While more work is needed to understand whether the relationship between health insurance coverage and excess mortality rates during the pandemic is causal and, if so, the underlying mechanisms behind these effects, our results suggest an important role for health insurance coverage in protecting populations during periods of high excess mortality. 

Biden-Harris Administration policies to increase health insurance coverage

The Biden-Harris Administration has taken many steps to increase health insurance coverage that have accompanied a reduction in the uninsurance rate among 18-64 year olds, from 14.5 percent in the fourth quarter of 2020 to 13.1 percent one year later. This increase in health insurance coverage is in stark contrast to the trend during the prior four years, after the uninsured rate hit a low of 11.9 percent during the first quarter of 2016. These actions have included the American Rescue Plan’s expanded premium tax credits, which reduced premiums, increased savings, and provided consumers access to quality, affordable health care coverage through the Marketplaces.  There were 3.1 million new consumers during the open enrollment period, about 2.8 million people enrolled in health care coverage during the Special Enrollment Period through the Marketplaces after these increased subsidies went into effect, and over 90 percent of these consumers saw their premiums go down due to the tax credits. In addition, President Biden signed an Executive Order in April 2022 to Strengthen Americans’ Access to Affordable, Quality Health Coverage, which directs agencies to review existing regulations and guidance to remove barriers to health insurance coverage. 

However, more can be done to ensure that more people have access to high quality health insurance. Among the eight States with the highest share of their population uninsured, all eight had not expanded their Medicaid programs as of 2019.[2]  As detailed in a previous CEA issue brief, Medicaid expansion is associated not only with an increase in insurance coverage, but also with improvements in health, as well as indirect effects such as gains in food and housing security and financial well-being. The findings above suggest that the increases in insurance coverage stemming from Medicaid expansion may also be important in protecting people during future pandemics.

Conclusion

Excess mortality during the pandemic varies considerably across States, and is higher among States with higher levels of uninsurance prior to the pandemic.
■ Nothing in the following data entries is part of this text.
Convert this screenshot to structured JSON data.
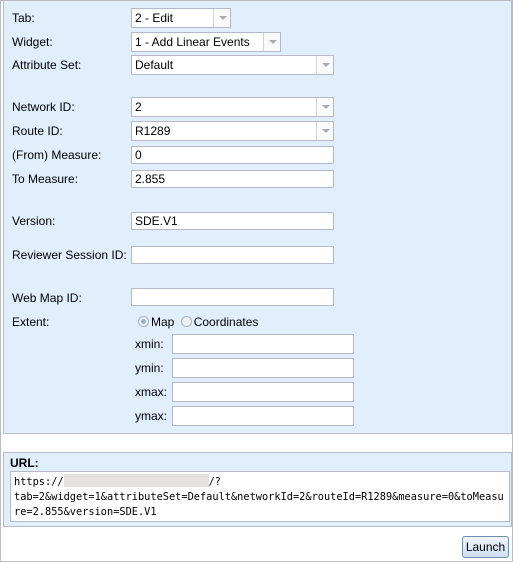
{
  "form": {
    "tab": {
      "label": "Tab:",
      "value": "2 - Edit"
    },
    "widget": {
      "label": "Widget:",
      "value": "1 - Add Linear Events"
    },
    "attribute_set": {
      "label": "Attribute Set:",
      "value": "Default"
    },
    "network_id": {
      "label": "Network ID:",
      "value": "2"
    },
    "route_id": {
      "label": "Route ID:",
      "value": "R1289"
    },
    "from_measure": {
      "label": "(From) Measure:",
      "value": "0"
    },
    "to_measure": {
      "label": "To Measure:",
      "value": "2.855"
    },
    "version": {
      "label": "Version:",
      "value": "SDE.V1"
    },
    "reviewer_session_id": {
      "label": "Reviewer Session ID:",
      "value": ""
    },
    "web_map_id": {
      "label": "Web Map ID:",
      "value": ""
    },
    "extent": {
      "label": "Extent:",
      "options": [
        {
          "label": "Map",
          "selected": true
        },
        {
          "label": "Coordinates",
          "selected": false
        }
      ],
      "xmin": {
        "label": "xmin:",
        "value": ""
      },
      "ymin": {
        "label": "ymin:",
        "value": ""
      },
      "xmax": {
        "label": "xmax:",
        "value": ""
      },
      "ymax": {
        "label": "ymax:",
        "value": ""
      }
    }
  },
  "url": {
    "label": "URL:",
    "prefix": "https://",
    "after_redaction": "/?",
    "query": "tab=2&widget=1&attributeSet=Default&networkId=2&routeId=R1289&measure=0&toMeasure=2.855&version=SDE.V1"
  },
  "actions": {
    "launch_label": "Launch"
  }
}
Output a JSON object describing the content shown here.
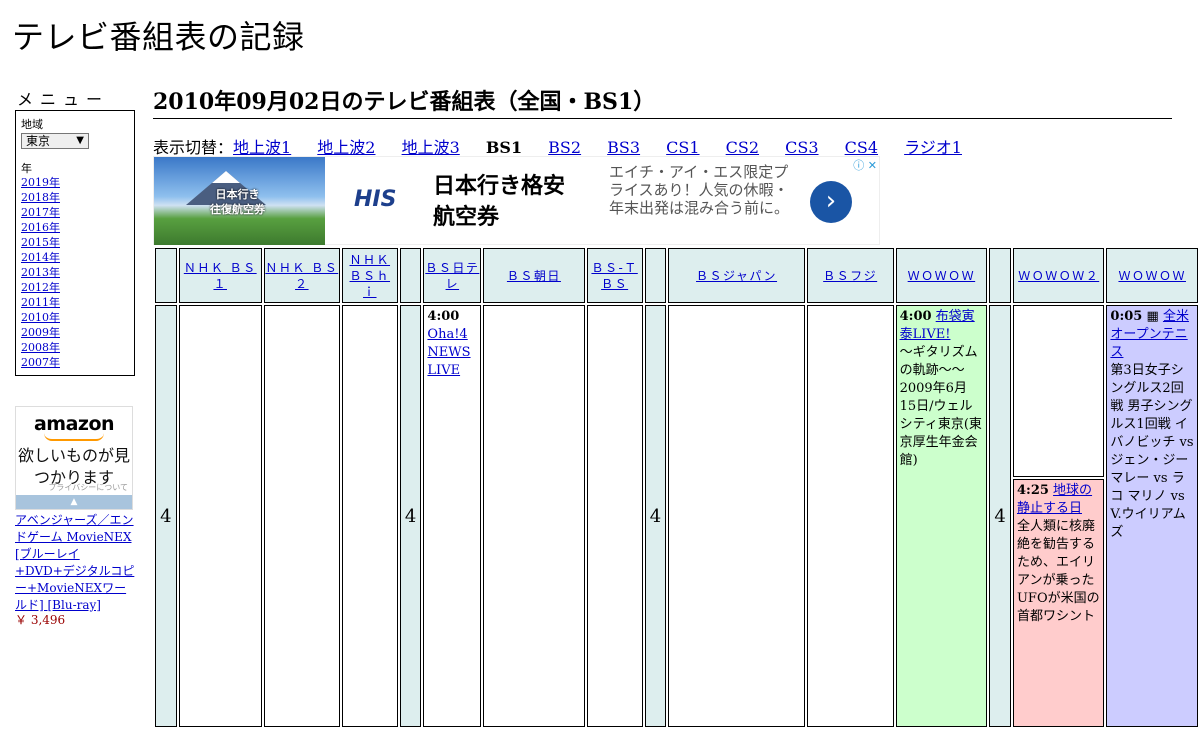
{
  "site_title": "テレビ番組表の記録",
  "menu": {
    "heading": "メニュー",
    "region_label": "地域",
    "region_value": "東京",
    "year_label": "年",
    "years": [
      "2019年",
      "2018年",
      "2017年",
      "2016年",
      "2015年",
      "2014年",
      "2013年",
      "2012年",
      "2011年",
      "2010年",
      "2009年",
      "2008年",
      "2007年"
    ]
  },
  "amazon_ad": {
    "logo": "amazon",
    "tagline": "欲しいものが見つかります",
    "privacy": "プライバシーについて",
    "product_title": "アベンジャーズ／エンドゲーム MovieNEX [ブルーレイ+DVD+デジタルコピー+MovieNEXワールド] [Blu-ray]",
    "product_price": "￥ 3,496"
  },
  "page_heading": "2010年09月02日のテレビ番組表（全国・BS1）",
  "switcher": {
    "label": "表示切替：",
    "items": [
      {
        "label": "地上波1",
        "current": false
      },
      {
        "label": "地上波2",
        "current": false
      },
      {
        "label": "地上波3",
        "current": false
      },
      {
        "label": "BS1",
        "current": true
      },
      {
        "label": "BS2",
        "current": false
      },
      {
        "label": "BS3",
        "current": false
      },
      {
        "label": "CS1",
        "current": false
      },
      {
        "label": "CS2",
        "current": false
      },
      {
        "label": "CS3",
        "current": false
      },
      {
        "label": "CS4",
        "current": false
      },
      {
        "label": "ラジオ1",
        "current": false
      }
    ]
  },
  "his_ad": {
    "photo_text": "日本行き\n往復航空券",
    "logo": "HIS",
    "title": "日本行き格安航空券",
    "body": "エイチ・アイ・エス限定プライスあり！人気の休暇・年末出発は混み合う前に。",
    "next": "›",
    "adchoices": "ⓘ ✕"
  },
  "schedule": {
    "hour": "4",
    "channels": [
      "ＮＨＫ ＢＳ１",
      "ＮＨＫ ＢＳ２",
      "ＮＨＫ ＢＳｈｉ",
      "",
      "ＢＳ日テレ",
      "ＢＳ朝日",
      "ＢＳ-ＴＢＳ",
      "",
      "ＢＳジャパン",
      "ＢＳフジ",
      "ＷＯＷＯＷ",
      "",
      "ＷＯＷＯＷ２",
      "ＷＯＷＯＷ"
    ],
    "programs": {
      "bs_ntv": {
        "time": "4:00",
        "title": "Oha!4 NEWS LIVE"
      },
      "wowow": {
        "time": "4:00",
        "title": "布袋寅泰LIVE!",
        "desc": "～ギタリズムの軌跡～～2009年6月15日/ウェルシティ東京(東京厚生年金会館)"
      },
      "wowow2": {
        "time": "4:25",
        "title": "地球の静止する日",
        "desc": "全人類に核廃絶を勧告するため、エイリアンが乗ったUFOが米国の首都ワシント"
      },
      "wowow3": {
        "time": "0:05",
        "title": "全米オープンテニス",
        "desc": "第3日女子シングルス2回戦 男子シングルス1回戦 イバノビッチ vs ジェン・ジー マレー vs ラコ マリノ vs V.ウイリアムズ"
      }
    }
  }
}
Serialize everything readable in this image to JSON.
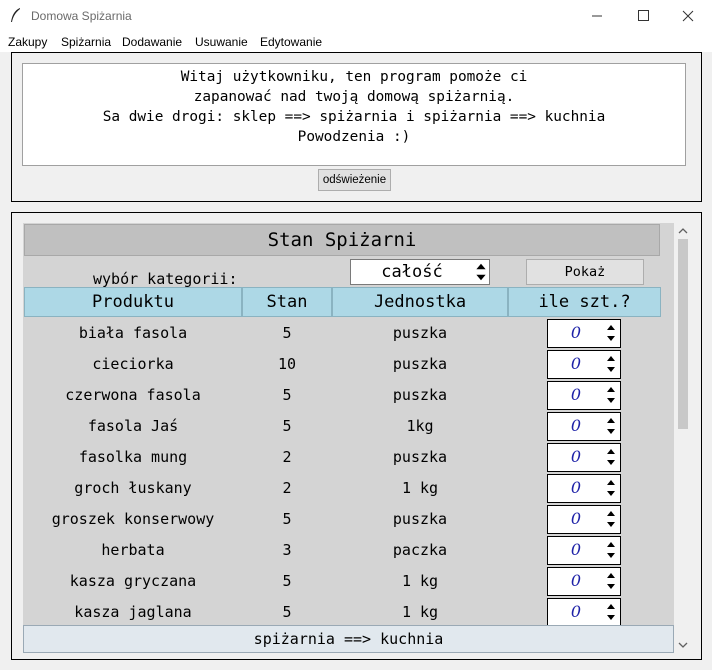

These results are consistent with prior research that causally links health insurance with reductions in mortality and better treatment of chronic conditions. The findings in this brief suggest that higher rates of health insurance may have reduced excess mortality both by reducing risk factors associated with more severe COVID-19 disease and through improved treatment of those seeking care during the pandemic. 


[1] More details regarding the CDC’s methodology in determining excess deaths is available here. Reported death toll from COVID-19 from Oxford data in Haver.

[2] One of these States, Oklahoma, expanded their Medicaid program following the June 30, 2020 passage of the Oklahoma Medicaid Expansion Initiative by a majority vote.